Heaven is an eternal state of “flow,” of hyper-focus on the glorious, creative, redeeming love of God. It is full-throttle worship so pristine that it is simultaneously rest and labor, thrill and peace. What makes heaven so heavenly is not the stuff you get, but the kind of person it turns you into. It makes you the kind of person capable of this eternal “flow” of life-giving water. Compared to the ups and downs, the listlessness and boredom, the inconstancy and suffering of this world, it’s clear just how grand this reward truly is.
So, what’s it take to get this reward? Hear his voice and follow. In other words, obedience to the shepherd. You have free will so that you can freely choose to obey God. You have the freedom to love whatever you choose so that you can freely choose to love the right things… to love the right person. The whole possibility of “flow” comes from this whole-hearted surrender to what you’re focused on. It usually requires a difficult, deliberate act of the will first. To choose what doesn’t feel first like fun before gradually slipping into this new frame of mind and heart.
The Catholic Faith is like that. You have to make hard choices, deliberate acts of the will to do what seems unpleasant at first. Fasting, praying, saying no to sin, going to Mass. If you drag your feet and do it reluctantly, you’ll never enjoy it. But if you lean in, if you actively choose it, you’ll find more and better moments of flow, of satisfied full engagement. Usually, the harder the act of the will, the longer the struggle to really commit, the more rewarding that time period of hyper-focus will be. So, if Mass is boring, don’t zone out, try focusing more. Try singing more, responding more intentionally, thinking more deliberately about the words and symbols.

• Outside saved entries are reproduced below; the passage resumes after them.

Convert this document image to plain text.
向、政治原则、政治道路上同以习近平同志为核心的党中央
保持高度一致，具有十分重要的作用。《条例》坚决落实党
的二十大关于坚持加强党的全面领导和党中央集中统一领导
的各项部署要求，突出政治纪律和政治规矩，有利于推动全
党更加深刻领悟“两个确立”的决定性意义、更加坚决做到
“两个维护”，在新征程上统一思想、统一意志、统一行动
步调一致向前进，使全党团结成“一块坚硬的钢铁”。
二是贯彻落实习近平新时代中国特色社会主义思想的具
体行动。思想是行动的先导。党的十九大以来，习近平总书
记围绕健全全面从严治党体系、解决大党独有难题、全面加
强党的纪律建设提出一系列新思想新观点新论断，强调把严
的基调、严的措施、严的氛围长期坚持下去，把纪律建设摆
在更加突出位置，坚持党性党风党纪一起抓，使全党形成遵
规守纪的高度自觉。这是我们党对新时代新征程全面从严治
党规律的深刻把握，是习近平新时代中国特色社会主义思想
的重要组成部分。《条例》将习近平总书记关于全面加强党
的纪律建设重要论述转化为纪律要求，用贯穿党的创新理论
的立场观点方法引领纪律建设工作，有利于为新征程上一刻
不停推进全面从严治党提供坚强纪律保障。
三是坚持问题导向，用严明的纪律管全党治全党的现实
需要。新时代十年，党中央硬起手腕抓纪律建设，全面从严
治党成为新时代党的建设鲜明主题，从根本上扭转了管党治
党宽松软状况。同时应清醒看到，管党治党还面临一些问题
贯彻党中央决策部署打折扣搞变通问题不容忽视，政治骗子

“My sheep hear my voice; I know them, and they follow me.” This world is noisy. Do you recognize his voice? You have to listen, to focus really hard. But if you do, you’ll find he doesn’t just promise a reward at the end of time, you begin to taste that reward even now. The more you learn to willfully, whole-heartedly follow Christ, the more you’ll become that wholehearted, joyful saint in heaven you are meant to be become. And it is who you become, not what you receive that makes heaven so great. Why not start becoming that person now?